If you watched Hawkins this season as he slowly and then rapidly shriveled to almost nothing as a football coach, the answer is easy.
Hawkins left the security of Boise for the chaos of Boulder. He took a risk, ventured out on the football ledge and crashed. His coaching career never will recover. This week, we watched a beaten man say goodbye.
Calhoun faces the same opportunities, and the same risks.
At the end of each football season, the exit rumors begin. Calhoun has revived the Falcons, breathing new life into a program that broke down in the last days of the Fisher DeBerry era. He's crafted a solid, if not sensational, coaching performance at his alma mater.
If he wants, he can leave. Job offers await. He might triple his salary. He might even start a walk that would end with the glamour and terror of life as an NFL head coach.
Serratore, who has coached at Air Force since 1997, is quick to say coaching college hockey is different than coaching college football. Football coaches, he said, earn more money and face more torment from fans and athletic directors.
But in many ways, the temptations and rewards are similar. A coach can climb a perilous ladder or he can seek satisfaction where he resides.
"Troy knows what he has here," Serratore said. "You don't know what you have when you move. What you perceive as the bright lights, sometimes they aren't so bright.
"Too many people are always thinking of the things that they don't have as opposed to being thankful for the things that they do have.
"My warning: Just be careful what you wish for. You know what I mean? Be careful what you wish for."
In 1997, Serratore faced a choice. After being offered an assistant coaching job with the NHL's Pittsburgh Penguins, he had a chance to coach Mario Lemieux and that shaky ladder to the top still beckoned.
Or, he could accept an offer to coach at the Air Force Academy. He had wandered through six coaching stops in 14 years, including four seasons as head coach at Denver.
He was weary of wandering.

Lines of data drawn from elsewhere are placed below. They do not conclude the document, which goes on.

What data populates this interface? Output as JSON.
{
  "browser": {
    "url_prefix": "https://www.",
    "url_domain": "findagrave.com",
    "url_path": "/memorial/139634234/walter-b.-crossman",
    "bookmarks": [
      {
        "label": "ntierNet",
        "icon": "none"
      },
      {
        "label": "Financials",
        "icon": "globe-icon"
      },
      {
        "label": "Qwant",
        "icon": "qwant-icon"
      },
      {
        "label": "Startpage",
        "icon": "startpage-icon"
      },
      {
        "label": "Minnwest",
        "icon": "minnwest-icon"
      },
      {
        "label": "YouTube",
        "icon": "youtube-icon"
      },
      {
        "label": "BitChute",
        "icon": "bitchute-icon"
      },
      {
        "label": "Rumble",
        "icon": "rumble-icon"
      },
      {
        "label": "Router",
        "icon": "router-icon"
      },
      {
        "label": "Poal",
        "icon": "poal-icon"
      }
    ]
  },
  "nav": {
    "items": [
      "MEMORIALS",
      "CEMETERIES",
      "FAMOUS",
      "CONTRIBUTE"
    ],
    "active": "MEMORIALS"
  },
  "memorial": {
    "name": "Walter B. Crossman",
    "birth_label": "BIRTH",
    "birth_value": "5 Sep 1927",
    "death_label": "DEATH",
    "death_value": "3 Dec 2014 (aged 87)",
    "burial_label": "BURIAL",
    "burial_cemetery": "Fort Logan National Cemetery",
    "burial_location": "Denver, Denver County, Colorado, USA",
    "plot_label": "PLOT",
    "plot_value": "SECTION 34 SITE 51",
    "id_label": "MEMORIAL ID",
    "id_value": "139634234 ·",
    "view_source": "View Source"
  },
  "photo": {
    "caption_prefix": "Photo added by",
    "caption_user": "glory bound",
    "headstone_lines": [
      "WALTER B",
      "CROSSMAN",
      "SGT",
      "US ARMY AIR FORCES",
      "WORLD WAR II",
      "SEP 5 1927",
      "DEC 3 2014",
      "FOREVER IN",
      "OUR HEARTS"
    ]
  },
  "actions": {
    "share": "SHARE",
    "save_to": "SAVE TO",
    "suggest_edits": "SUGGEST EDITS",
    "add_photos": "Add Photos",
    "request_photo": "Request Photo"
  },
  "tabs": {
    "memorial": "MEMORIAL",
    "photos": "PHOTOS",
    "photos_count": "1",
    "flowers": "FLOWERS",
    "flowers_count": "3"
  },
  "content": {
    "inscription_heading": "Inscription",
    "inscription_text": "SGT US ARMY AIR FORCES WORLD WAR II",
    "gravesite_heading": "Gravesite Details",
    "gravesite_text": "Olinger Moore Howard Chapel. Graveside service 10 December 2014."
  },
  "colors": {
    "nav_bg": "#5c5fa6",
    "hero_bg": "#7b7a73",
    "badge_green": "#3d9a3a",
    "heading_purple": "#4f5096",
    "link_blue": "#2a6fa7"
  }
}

He and his wife, Carol, wanted a permanent home for their four children. He believed he could build a strong hockey program on the edge of Colorado Springs. He said yes to the Falcons and never seriously pursued another job.
One of the sweetest things about life is we all have the chance to pursue our happy ending, and what makes me leap with glee might not produce the same rapture in your heart. I have no clue what will deliver ultimate satisfaction to Troy Calhoun. That's his decision. That's his journey.
And, of course, there are happy endings for the endlessly ambitious. Vince Lombardi climbed the shaky ladder all the way to glory and riches at the top. So have Bill Belichick and Smiling Nick Saban and dozens of others.
But I can't chase that final image of Hawkins, the coach who helped build a power in Boise, the coach who arrived in our state with such gleam, such promise.
The coach who looked so alone, drained and defeated Tuesday.